Two million years ago, in the early Pleistocene era, as the early human species homo erectus emerged, the wildlife of Eurasia would have been spectacularly diverse, with an array of species which are now extinct.

In grasslands which stretched across countries including modern-day Romania, animals including bears, sabre-toothed cats, hyaena, rhinoceros, pangolins, short-necked giraffes, prehistoric pumas, a bird related to the ostrich, and even a large terrestrial monkey could have been spotted.

This new knowledge of the biodiversity in the region comes after a re-analysis of fossils from the unique fossil deposits found at the site of Grăunceanu in the Olteţ River Valley of central Romania.

Claire Terhune, associate professor of anthropology at the University of Arkansas, described the range of species which lived in the area as “awesome”.

She said: “It’s such a diverse faunal community. We found multiple animals that hadn’t been clearly identified in the area before, and many that are no longer found in Europe at all.

“Of course, we think these findings alone are interesting, but they also have important implications for early humans moving into the continent at that time.”

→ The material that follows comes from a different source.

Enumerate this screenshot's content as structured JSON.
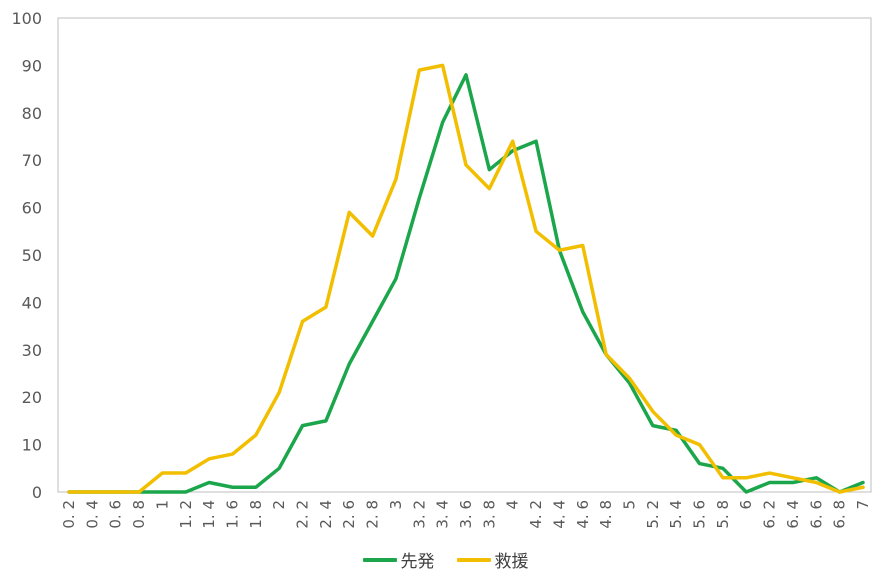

The researchers hope the fossils will provide clues about how and when early humans migrated to Eurasia from Africa.

Reconstructions of past environments like this also could help researchers better understand future climate change.

The site at Grăunceanu lies around 125 miles west of the Romanian capital Bucharest and is one of Eastern Europe’s richest fossil deposits.

Many Olteţ Valley fossil sites, including Grăunceanu, were discovered in the 1960s following landslides which were caused in part by deforestation due to increased agricultural activity in the area.

Archeologists and paleontologists from the Emil Racoviță Institute of Speleology, which studies caves, in Bucharest excavated the sites soon after they were discovered.

Fossils were recovered and stored at the institute, and scholarly publications about the sites flourished in the 1970s and 1980s. But interest in these fossils and sites waned over the past 20 to 30 years, in part because many records of the excavations and fossils were lost.

But since 2012, the international team, including Dr Terhune and researchers from Romania, the United States, Sweden and France, have focused on this important fossil region.

Their work, published in the journal Quaternary International, has included extensive identification of fossils at the institute and additional field work.

In addition to the species mentioned above, the researchers identified fossil remains of animals similar to modern-day moose, bison, deer, horse, ostrich, pig and many others. They also identified a fossil species of pangolin, which were thought to have existed in Europe during the early Pleistocene but had not been solidly confirmed until now.

Today pangolins, which look like the combination of an armadillo and anteater, are among the most trafficked animals in the world, and are found only in Asia and Africa.